Divine Coincidence - A chapter in my upcoming book, Why Me Lord
2025-11-16 · Source: tparents.org
When God calls you to preach… you preach. You hear?
There are moments in life when heaven bends close—so close that the veil between worlds thins, and the ordinary becomes charged with a mysterious power. My journey has been woven with such moments. Coincidence, some might call them. But I have lived long enough, and seen enough, to know better. These moments are not random. They are divine fingerprints—God’s subtle handwriting on the pages of our lives.
I learned this truth fiercely one morning in 1984, during my missionary work in Minneapolis. Back then, I was part of the Inter-Denominational Conference for Clergy, visiting churches, meeting pastors, and inviting them to our gatherings. I was young in my new faith, hungry to serve, and open—perhaps more open than I realized—to whatever God had in store.
It was early on a quiet Sunday when I set out to visit my friend, the warm-hearted Rev. Delpino. I merged onto Interstate 94, the sky still pale with morning light, and drove no more than a mile before something happened—something I had never felt with such force. Without warning, a presence filled my car. Not beside me, not around me, but inside me, overwhelming and unmistakable. God’s voice—alive, urgent, unmistakably real—surged through my being. Words poured from my mouth as though I were no longer simply speaking… but being spoken through. Tears streamed down my face, blurring the traffic, the road, everything except the fire in my chest.

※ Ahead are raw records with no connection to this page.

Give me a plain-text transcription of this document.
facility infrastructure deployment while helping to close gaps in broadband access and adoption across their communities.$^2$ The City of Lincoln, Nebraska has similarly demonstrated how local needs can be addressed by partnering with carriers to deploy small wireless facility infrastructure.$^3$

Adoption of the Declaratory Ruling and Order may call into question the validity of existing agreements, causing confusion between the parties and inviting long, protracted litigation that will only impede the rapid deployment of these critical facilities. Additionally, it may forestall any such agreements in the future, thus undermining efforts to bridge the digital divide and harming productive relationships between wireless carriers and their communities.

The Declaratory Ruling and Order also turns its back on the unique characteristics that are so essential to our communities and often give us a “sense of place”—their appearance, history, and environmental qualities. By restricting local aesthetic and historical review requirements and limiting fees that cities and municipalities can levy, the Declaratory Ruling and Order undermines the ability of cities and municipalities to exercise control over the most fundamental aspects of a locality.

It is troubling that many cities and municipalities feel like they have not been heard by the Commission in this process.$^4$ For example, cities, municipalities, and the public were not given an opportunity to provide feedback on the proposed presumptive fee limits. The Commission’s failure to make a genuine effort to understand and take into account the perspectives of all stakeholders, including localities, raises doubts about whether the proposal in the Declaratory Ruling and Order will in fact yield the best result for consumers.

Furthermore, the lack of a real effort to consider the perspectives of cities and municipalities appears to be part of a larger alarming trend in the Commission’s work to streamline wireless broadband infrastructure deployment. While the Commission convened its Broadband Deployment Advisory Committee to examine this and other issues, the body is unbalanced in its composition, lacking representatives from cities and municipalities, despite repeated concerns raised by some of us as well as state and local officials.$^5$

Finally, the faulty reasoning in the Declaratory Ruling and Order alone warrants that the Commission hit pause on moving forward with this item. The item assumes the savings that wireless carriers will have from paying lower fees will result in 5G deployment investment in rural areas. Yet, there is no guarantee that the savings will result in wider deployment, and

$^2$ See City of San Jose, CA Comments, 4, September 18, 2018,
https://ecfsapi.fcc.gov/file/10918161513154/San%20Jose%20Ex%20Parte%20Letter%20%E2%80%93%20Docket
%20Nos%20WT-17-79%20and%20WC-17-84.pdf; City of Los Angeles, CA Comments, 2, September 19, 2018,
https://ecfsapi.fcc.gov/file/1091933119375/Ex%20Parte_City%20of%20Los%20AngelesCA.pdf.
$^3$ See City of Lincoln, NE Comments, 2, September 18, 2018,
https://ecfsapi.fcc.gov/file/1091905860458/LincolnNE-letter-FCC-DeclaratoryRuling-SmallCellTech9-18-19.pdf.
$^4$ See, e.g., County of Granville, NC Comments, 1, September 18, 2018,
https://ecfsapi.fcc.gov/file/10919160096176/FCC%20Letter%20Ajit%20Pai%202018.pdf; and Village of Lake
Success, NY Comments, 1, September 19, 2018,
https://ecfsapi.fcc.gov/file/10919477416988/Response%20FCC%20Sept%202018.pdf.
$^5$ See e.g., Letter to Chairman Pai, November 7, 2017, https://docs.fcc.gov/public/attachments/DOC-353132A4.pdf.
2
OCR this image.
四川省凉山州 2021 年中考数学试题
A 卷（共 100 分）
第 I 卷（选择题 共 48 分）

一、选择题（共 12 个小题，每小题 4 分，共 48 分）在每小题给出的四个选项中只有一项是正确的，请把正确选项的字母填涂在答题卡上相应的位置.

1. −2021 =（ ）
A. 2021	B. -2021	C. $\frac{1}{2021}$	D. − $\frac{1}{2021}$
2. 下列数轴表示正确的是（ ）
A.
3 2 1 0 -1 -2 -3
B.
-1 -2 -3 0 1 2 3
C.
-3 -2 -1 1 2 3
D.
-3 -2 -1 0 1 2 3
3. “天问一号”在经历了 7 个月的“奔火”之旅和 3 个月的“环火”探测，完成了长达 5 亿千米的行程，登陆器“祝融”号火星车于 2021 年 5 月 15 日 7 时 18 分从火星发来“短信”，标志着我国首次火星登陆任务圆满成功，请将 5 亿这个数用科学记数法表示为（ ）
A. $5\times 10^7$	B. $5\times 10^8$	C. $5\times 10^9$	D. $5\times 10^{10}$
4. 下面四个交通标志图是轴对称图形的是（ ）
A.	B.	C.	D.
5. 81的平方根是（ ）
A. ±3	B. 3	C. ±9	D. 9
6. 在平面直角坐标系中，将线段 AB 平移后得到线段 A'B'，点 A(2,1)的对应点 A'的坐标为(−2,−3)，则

And then—a whisper. Soft, gentle, but carrying the weight of command:
Write these words down.
My hands trembled. I reached blindly for the notebook I always kept with me and found a pen. Cars honked and swerved as my little vehicle drifted from lane to lane, but I couldn’t stop. I wrote as the message poured out of me—fierce, clear, unstoppable. By the time I reached my exit, most of the message had filled the page.
Shaken, still wiping my tears, I arrived at Rev. Delpino’s house. He greeted me with warmth, and we spoke about God, faith, ministry—the things that nourish the soul. When our visit ended and I rose to leave, he suddenly gripped my shoulder, his eyes blazing with a certainty that startled me.
“Look here, young man,” he said slowly, shaking me as if to anchor the words into my bones. “When God calls you to preach… you preach. You hear?”
I nodded, a little bewildered. “Of course… yes.”
I didn’t realize God had arranged the next movement in this divine symphony.
I returned home just in time for Sunday service, feeling peaceful, unaware of what awaited me. As soon as I stepped out of my car, two sisters from the church ran toward me, their faces pale with urgency.
“Ali! The minister left for an emergency meeting in New York! He said you must give the sermon today.”
For a moment, the world froze. My heart thudded in my chest. Me? Preach? That day? With no preparation?
Then suddenly, like a bell ringing in the distance, the words of Rev. Delpino echoed back:
When God calls you to preach… you preach.
And deeper still, the whisper that had filled my car that morning:
Write these words down.
I understood. All at once, I understood.
I hurried to my room, heart trembling, and knelt down. “God, help me,” I whispered. “These words weren’t mine—so let Your voice speak again.” I opened the notebook. The message flowed together like pieces of a puzzle that had waited for this exact hour.
When I walked into the chapel, it was packed. Every seat filled. Every face lifted. I felt the weight of all those eyes—but more than that, I felt a presence behind me, around me, within me, steadying my breath.
The moment I began speaking, something ignited. The room shifted, the atmosphere lifted, and the message - God’s message - unfolded with a power that surprised even me. People leaned forward, their spirits awakened. Some cried. Others nodded, as though they had been waiting for those very words.
When the sermon ended, a line formed. People rushed to shake my hand, to thank me, to tell me the message had touched something deep inside them.
And I stood there quietly, knowing the truth: It wasn’t me.
That day, I learned that coincidences are not accidents. They are divine signals—subtle, mysterious, sometimes terrifying in their accuracy. Some come to warn us. Some to save us. Some to steer us toward our destiny. But all of them whisper the same truth:
Someone is watching. Someone knows. Someone cares.
And when God calls you to speak… you speak.